Comment gérer son stock de vêtements quand on débute ?

Le stock, c’est l’une des réalités les plus concrètes — et les plus anxiogènes — du lancement d’une marque de vêtements. D’un côté, la peur de manquer : commander trop peu et se retrouver en rupture au moment où les ventes décollent, décevoir des clients et rater des opportunités. De l’autre, la peur d’en avoir trop : investir des milliers d’euros dans une production que tu ne sais pas si tu vas vendre, te retrouver avec des cartons qui prennent la poussière et de la trésorerie immobilisée pendant des mois.

Cette tension est au cœur de la gestion d’une marque de mode indépendante. Et elle ne disparaît pas avec l’expérience — elle se gère mieux. Dans cet article, on te donne les bases concrètes pour mettre en place une gestion de stock saine dès ta première collection, avec les bons outils, les bonnes métriques et les bonnes pratiques.


Pourquoi la gestion de stock est un enjeu stratégique pour une marque qui débute

Beaucoup de créateurs pensent que la gestion de stock, c’est juste compter ses cartons. En réalité, c’est un enjeu financier et commercial direct.

Un stock mal géré peut tuer une marque de deux façons opposées. La rupture de stock — ne plus avoir de pièces disponibles alors que la demande est là — fait perdre des ventes immédiates, frustre des clients qui ne reviendront pas forcément, et peut briser l’élan d’un lancement. Le sur-stock — avoir commandé trop de pièces que tu ne vends pas — immobilise ta trésorerie, te force à brader tes prix pour écouler, et détruit les marges sur lesquelles ta rentabilité repose.

Entre ces deux extrêmes, il y a une zone d’équilibre à construire — et c’est précisément l’objet de cet article.


Étape 1 : bien définir ses quantités avant de commander

Tout commence avant même de lancer ta production. La décision sur les quantités à commander est l’une des plus importantes que tu prendras — et elle doit reposer sur des données, pas sur des intuitions ou des espoirs.

Pars de ta capacité de vente réaliste, pas de tes ambitions. Combien as-tu de personnes dans ta liste email ? Quelle est la taille de ta communauté sur les réseaux ? Quel taux de conversion peux-tu raisonnablement anticiper ? Si tu as 500 personnes dans ta waitlist et que tu estimes un taux de conversion de 5 à 10 %, tu as une base de 25 à 50 ventes quasi-certaines. C’est un point de départ pour calibrer ta production.

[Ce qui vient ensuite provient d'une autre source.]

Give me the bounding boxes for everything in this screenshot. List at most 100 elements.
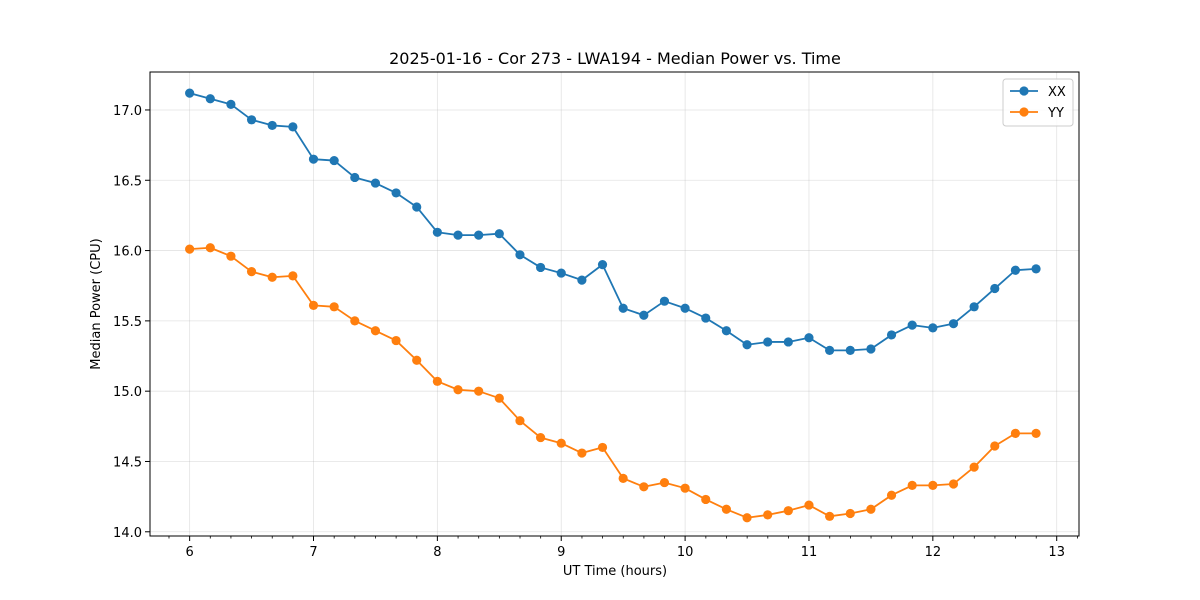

Intègre la saisonnalité. Une collection automne-hiver doit être disponible en stock dès septembre pour couvrir toute la saison de vente. Si tu reçois ta production en novembre, tu as raté deux mois de ventes. Anticipe les délais de production — généralement 8 à 16 semaines — pour calculer quand tu dois passer commande.

Applique la règle des 80/20 à ta collection. Dans toute collection de mode, 20 % des références génèrent 80 % des ventes. Commande plus profondément sur tes pièces phares — celles qui ont le plus de potentiel commercial selon ton retour d’audience, tes tests de contenu, tes précommandes — et plus prudemment sur les pièces plus risquées ou secondaires.

Utilise la précommande comme outil de calibrage. Lancer une précommande avant ta production est la façon la plus efficace de calibrer tes quantités sur des données réelles plutôt que des projections. Si 80 personnes précommandent ton sweat en coloris noir et 12 en coloris beige, tu sais exactement combien produire de chaque. C’est la meilleure assurance anti-invendus qui existe.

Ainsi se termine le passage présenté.